What differentiates a pretty picture from a piece that moves its viewer? Artfulness. This answer is perhaps the easiest way to describe Premier Cru Wine Cellars and what drives its owner, Paul LaRussa, to create art in the spaces in which people love to store their wine. While some companies build cellars, LaRussa builds concept and stirs our senses with his use of space and structural design.
Going Against The Grain
While LaRussa would never mix grains when it comes to wood, he will go against every preconceived notion that other cellar architects will quote as gospel. When Sherman Oaks-based Kerri Gaal hired LaRussa to change her art studio (adjacent to her beautifully self-designed home) into a wine cellar she expected an immediate barrage of information on shelving and square-inches. Instead, she says she got a surprise: “Before Paul even got to the wine cellar he stopped in awe of our sprawling, arms-out oak tree and said ‘We’re using that’. I didn’t know what ‘that’ meant and I have to admit I felt a mixture of excitement and trepidation so I hired him on the spot.”

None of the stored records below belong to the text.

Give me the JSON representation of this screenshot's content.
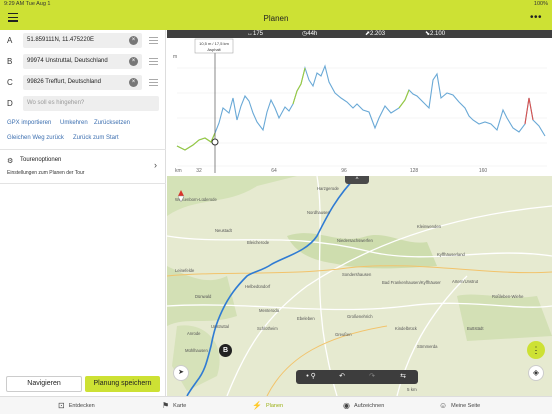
{
  "status": {
    "time": "9:29 AM",
    "date": "Tue Aug 1",
    "battery": "100%"
  },
  "header": {
    "title": "Planen",
    "menu_icon": "hamburger-icon",
    "more_icon": "more-icon"
  },
  "waypoints": [
    {
      "letter": "A",
      "value": "51.859111N, 11.475220E"
    },
    {
      "letter": "B",
      "value": "99974 Unstruttal, Deutschland"
    },
    {
      "letter": "C",
      "value": "99826 Treffurt, Deutschland"
    },
    {
      "letter": "D",
      "placeholder": "Wo soll es hingehen?"
    }
  ],
  "actions": {
    "gpx_import": "GPX importieren",
    "reverse": "Umkehren",
    "reset": "Zurücksetzen",
    "same_way_back": "Gleichen Weg zurück",
    "back_to_start": "Zurück zum Start"
  },
  "tour_options": {
    "title": "Tourenoptionen",
    "subtitle": "Einstellungen zum Planen der Tour"
  },
  "buttons": {
    "navigate": "Navigieren",
    "save": "Planung speichern"
  },
  "elevation": {
    "distance": "175 km",
    "duration": "44h 51min",
    "ascent": "2.203 m",
    "descent": "2.100 m",
    "y_unit": "m",
    "x_unit": "km",
    "x_ticks": [
      "0",
      "32",
      "64",
      "96",
      "128",
      "160"
    ],
    "tooltip_line1": "10,5 m / 17,5 km",
    "tooltip_line2": "Asphalt",
    "accent_color": "#cde134"
  },
  "map": {
    "places": [
      "Harzgerode",
      "Weißenborn-Lüderode",
      "Nordhausen",
      "Neustadt",
      "Kleinwenden",
      "Niedersachswerfen",
      "Bleicherode",
      "Kyffhäuserland",
      "Sondershausen",
      "Bad Frankenhausen/Kyffhäuser",
      "Artern/Unstrut",
      "Roßleben-Wiehe",
      "Leinefelde",
      "Helbedündorf",
      "Ebeleben",
      "Greußen",
      "Sömmerda",
      "Mühlhausen",
      "Unstruttal",
      "Schlotheim",
      "Kindelbrück",
      "Buttstädt",
      "Großenehrich",
      "Dünwald",
      "Anrode",
      "Menteroda",
      "Greußen"
    ],
    "collapse_label": "^",
    "marker_b": "B",
    "scale": "5 km",
    "controls": [
      "undo",
      "redo",
      "route"
    ]
  },
  "tabs": [
    {
      "label": "Entdecken",
      "icon": "discover-icon"
    },
    {
      "label": "Karte",
      "icon": "map-icon"
    },
    {
      "label": "Planen",
      "icon": "plan-icon",
      "active": true
    },
    {
      "label": "Aufzeichnen",
      "icon": "record-icon"
    },
    {
      "label": "Meine Seite",
      "icon": "profile-icon"
    }
  ]
}
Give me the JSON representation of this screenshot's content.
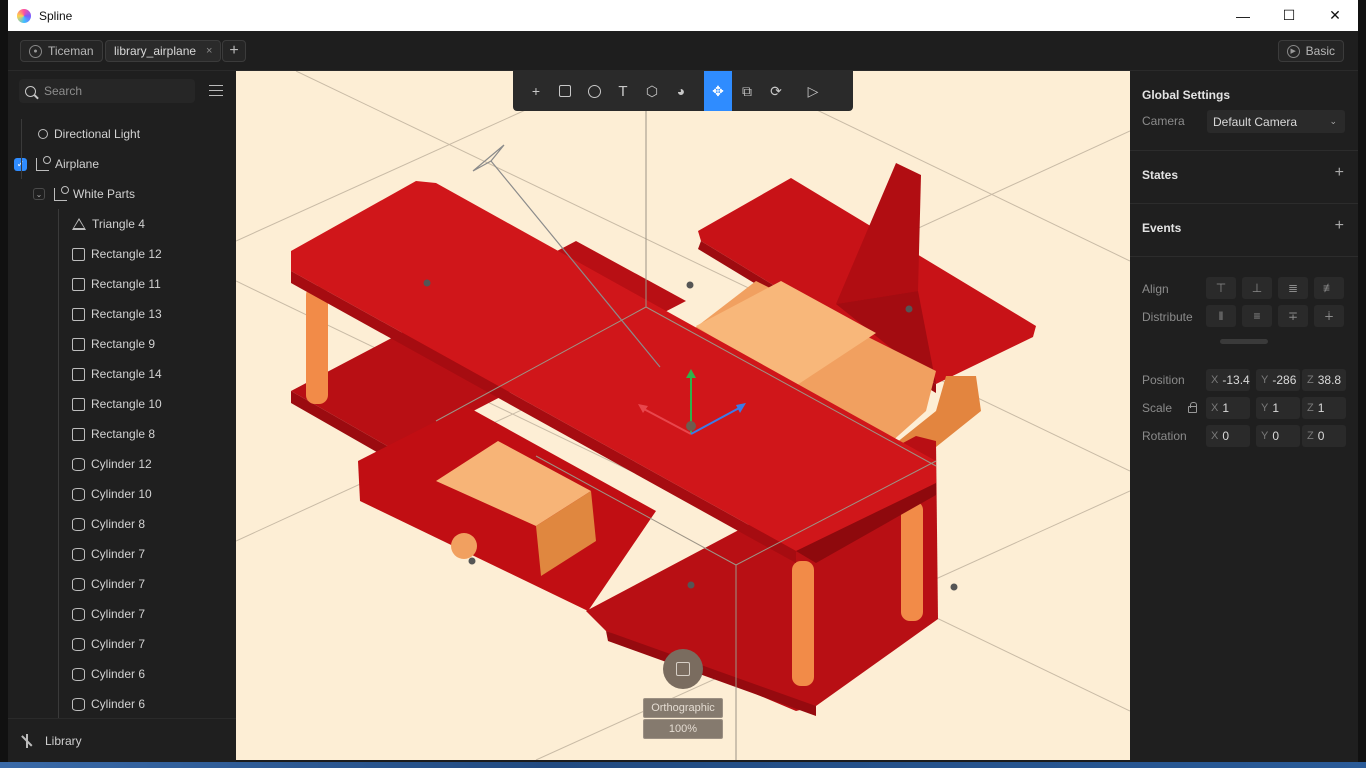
{
  "window": {
    "title": "Spline"
  },
  "topbar": {
    "user": "Ticeman",
    "tab": "library_airplane",
    "tab_close": "×",
    "add": "+",
    "mode": "Basic"
  },
  "search": {
    "placeholder": "Search"
  },
  "tree": [
    {
      "label": "Directional Light",
      "icon": "light-icon"
    },
    {
      "label": "Airplane",
      "icon": "group-icon",
      "checked": true
    },
    {
      "label": "White Parts",
      "icon": "group-icon",
      "expanded": true
    },
    {
      "label": "Triangle 4",
      "icon": "triangle-icon"
    },
    {
      "label": "Rectangle 12",
      "icon": "rectangle-icon"
    },
    {
      "label": "Rectangle 11",
      "icon": "rectangle-icon"
    },
    {
      "label": "Rectangle 13",
      "icon": "rectangle-icon"
    },
    {
      "label": "Rectangle 9",
      "icon": "rectangle-icon"
    },
    {
      "label": "Rectangle 14",
      "icon": "rectangle-icon"
    },
    {
      "label": "Rectangle 10",
      "icon": "rectangle-icon"
    },
    {
      "label": "Rectangle 8",
      "icon": "rectangle-icon"
    },
    {
      "label": "Cylinder 12",
      "icon": "cylinder-icon"
    },
    {
      "label": "Cylinder 10",
      "icon": "cylinder-icon"
    },
    {
      "label": "Cylinder 8",
      "icon": "cylinder-icon"
    },
    {
      "label": "Cylinder 7",
      "icon": "cylinder-icon"
    },
    {
      "label": "Cylinder 7",
      "icon": "cylinder-icon"
    },
    {
      "label": "Cylinder 7",
      "icon": "cylinder-icon"
    },
    {
      "label": "Cylinder 7",
      "icon": "cylinder-icon"
    },
    {
      "label": "Cylinder 6",
      "icon": "cylinder-icon"
    },
    {
      "label": "Cylinder 6",
      "icon": "cylinder-icon"
    }
  ],
  "library": {
    "label": "Library"
  },
  "toolbar": {
    "tools": [
      "add",
      "rectangle",
      "ellipse",
      "text",
      "cube",
      "sphere",
      "move",
      "scale",
      "rotate",
      "play"
    ],
    "active": "move"
  },
  "viewport": {
    "projection": "Orthographic",
    "zoom": "100%"
  },
  "right": {
    "global_settings": "Global Settings",
    "camera_label": "Camera",
    "camera_value": "Default Camera",
    "states": "States",
    "events": "Events",
    "align": "Align",
    "distribute": "Distribute",
    "position_label": "Position",
    "position": {
      "x": "-13.4",
      "y": "-286",
      "z": "38.8"
    },
    "scale_label": "Scale",
    "scale": {
      "x": "1",
      "y": "1",
      "z": "1"
    },
    "rotation_label": "Rotation",
    "rotation": {
      "x": "0",
      "y": "0",
      "z": "0"
    }
  },
  "colors": {
    "accent": "#2f8cff",
    "viewport_bg": "#fdeed5",
    "plane_red": "#d0161a",
    "plane_orange": "#f7b477"
  }
}
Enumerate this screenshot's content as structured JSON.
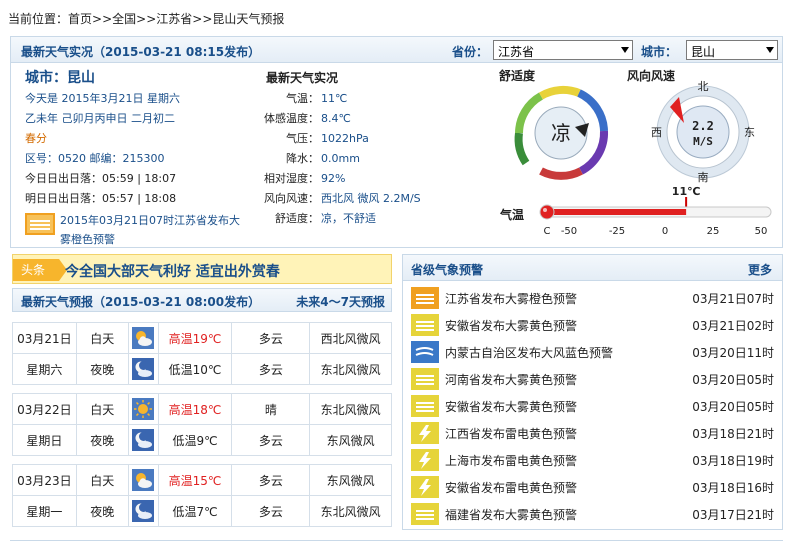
{
  "breadcrumb": {
    "prefix": "当前位置：",
    "items": [
      "首页",
      ">>",
      "全国",
      ">>",
      "江苏省",
      ">>",
      "昆山天气预报"
    ]
  },
  "current": {
    "title": "最新天气实况（2015-03-21  08:15发布）",
    "province_label": "省份：",
    "province_value": "江苏省",
    "city_label": "城市：",
    "city_value": "昆山",
    "city_title": "城市：昆山",
    "today": "今天是 2015年3月21日 星期六",
    "lunar": "乙未年 己卯月丙申日 二月初二",
    "solar_term": "春分",
    "codes": "区号：0520   邮编：215300",
    "sun_today": "今日日出日落：05:59 | 18:07",
    "sun_tomorrow": "明日日出日落：05:57 | 18:08",
    "alert_text": "2015年03月21日07时江苏省发布大雾橙色预警",
    "obs_title": "最新天气实况",
    "obs": [
      {
        "k": "气温：",
        "v": "11℃"
      },
      {
        "k": "体感温度：",
        "v": "8.4℃"
      },
      {
        "k": "气压：",
        "v": "1022hPa"
      },
      {
        "k": "降水：",
        "v": "0.0mm"
      },
      {
        "k": "相对湿度：",
        "v": "92%"
      },
      {
        "k": "风向风速：",
        "v": "西北风 微风 2.2M/S"
      },
      {
        "k": "舒适度：",
        "v": "凉，不舒适"
      }
    ]
  },
  "comfort": {
    "title": "舒适度",
    "value": "凉"
  },
  "wind": {
    "title": "风向风速",
    "speed": "2.2",
    "unit": "M/S",
    "north": "北",
    "south": "南",
    "east": "东",
    "west": "西"
  },
  "thermometer": {
    "title": "气温",
    "current": "11℃",
    "current_value": 11,
    "unit": "C",
    "ticks": [
      "-50",
      "-25",
      "0",
      "25",
      "50"
    ],
    "min": -50,
    "max": 50
  },
  "headline": {
    "tag": "头条",
    "text": "今全国大部天气利好  适宜出外赏春"
  },
  "forecast": {
    "title": "最新天气预报（2015-03-21  08:00发布）",
    "more": "未来4～7天预报",
    "days": [
      {
        "date": "03月21日",
        "weekday": "星期六",
        "day": {
          "label": "白天",
          "icon": "partly-cloudy-icon",
          "temp": "高温19℃",
          "weather": "多云",
          "wind": "西北风微风"
        },
        "night": {
          "label": "夜晚",
          "icon": "moon-cloud-icon",
          "temp": "低温10℃",
          "weather": "多云",
          "wind": "东北风微风"
        }
      },
      {
        "date": "03月22日",
        "weekday": "星期日",
        "day": {
          "label": "白天",
          "icon": "sun-icon",
          "temp": "高温18℃",
          "weather": "晴",
          "wind": "东北风微风"
        },
        "night": {
          "label": "夜晚",
          "icon": "moon-cloud-icon",
          "temp": "低温9℃",
          "weather": "多云",
          "wind": "东风微风"
        }
      },
      {
        "date": "03月23日",
        "weekday": "星期一",
        "day": {
          "label": "白天",
          "icon": "partly-cloudy-icon",
          "temp": "高温15℃",
          "weather": "多云",
          "wind": "东风微风"
        },
        "night": {
          "label": "夜晚",
          "icon": "moon-cloud-icon",
          "temp": "低温7℃",
          "weather": "多云",
          "wind": "东北风微风"
        }
      }
    ]
  },
  "warnings": {
    "title": "省级气象预警",
    "more": "更多",
    "items": [
      {
        "name": "江苏省发布大雾橙色预警",
        "time": "03月21日07时",
        "color": "#f0a020",
        "type": "fog"
      },
      {
        "name": "安徽省发布大雾黄色预警",
        "time": "03月21日02时",
        "color": "#e6d43a",
        "type": "fog"
      },
      {
        "name": "内蒙古自治区发布大风蓝色预警",
        "time": "03月20日11时",
        "color": "#3a78c8",
        "type": "wind"
      },
      {
        "name": "河南省发布大雾黄色预警",
        "time": "03月20日05时",
        "color": "#e6d43a",
        "type": "fog"
      },
      {
        "name": "安徽省发布大雾黄色预警",
        "time": "03月20日05时",
        "color": "#e6d43a",
        "type": "fog"
      },
      {
        "name": "江西省发布雷电黄色预警",
        "time": "03月18日21时",
        "color": "#e6d43a",
        "type": "lightning"
      },
      {
        "name": "上海市发布雷电黄色预警",
        "time": "03月18日19时",
        "color": "#e6d43a",
        "type": "lightning"
      },
      {
        "name": "安徽省发布雷电黄色预警",
        "time": "03月18日16时",
        "color": "#e6d43a",
        "type": "lightning"
      },
      {
        "name": "福建省发布大雾黄色预警",
        "time": "03月17日21时",
        "color": "#e6d43a",
        "type": "fog"
      }
    ]
  }
}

LaRussa had no intentions of altering the magnificent tree. Instead he installed a large window in the cellar. “The window was created to frame the tree as the cellar’s centerpiece. The wood from outside is drawn in visually and complements the fine Knotty Alder that I used for the cellar itself,” explains LaRussa. “The angle of the window and the positioning of the shelving insured no direct sunlight would shine onto any bottles. Instead the light is defused as it enters the cellar, and shaded by the tree itself.”
Achieving the potential of the space is LaRussa’s goal. He’s not interested in selling preconceived, one-fits-all hardware, which represents the business model for the vast majority of cellar makers. The tree concept proved to be a huge success, but that’s not Gaal’s favorite element of the cellar. Nor are the striking oak-barrel floorboards or the cleverly optimized use of space. The honor goes to the door.
The handcrafted door was created with more than 500 pieces of wood to capture the upper expression of this visual artwork. The entire door is completely handcrafted with Knotty Alder and finished with proprietary means to acquire the warmth and finish.
If the Bauhaus era, which coupled framed art with tubular furniture, influenced home and office furniture around the world; and if its cubism gave birth to Tupperware’s design, then it is understandable that LaRussa is seen by his wine-industry peers as a pioneer in structure and creative design. Innovation in its most exquisite form meets practicality in its most optimized variety.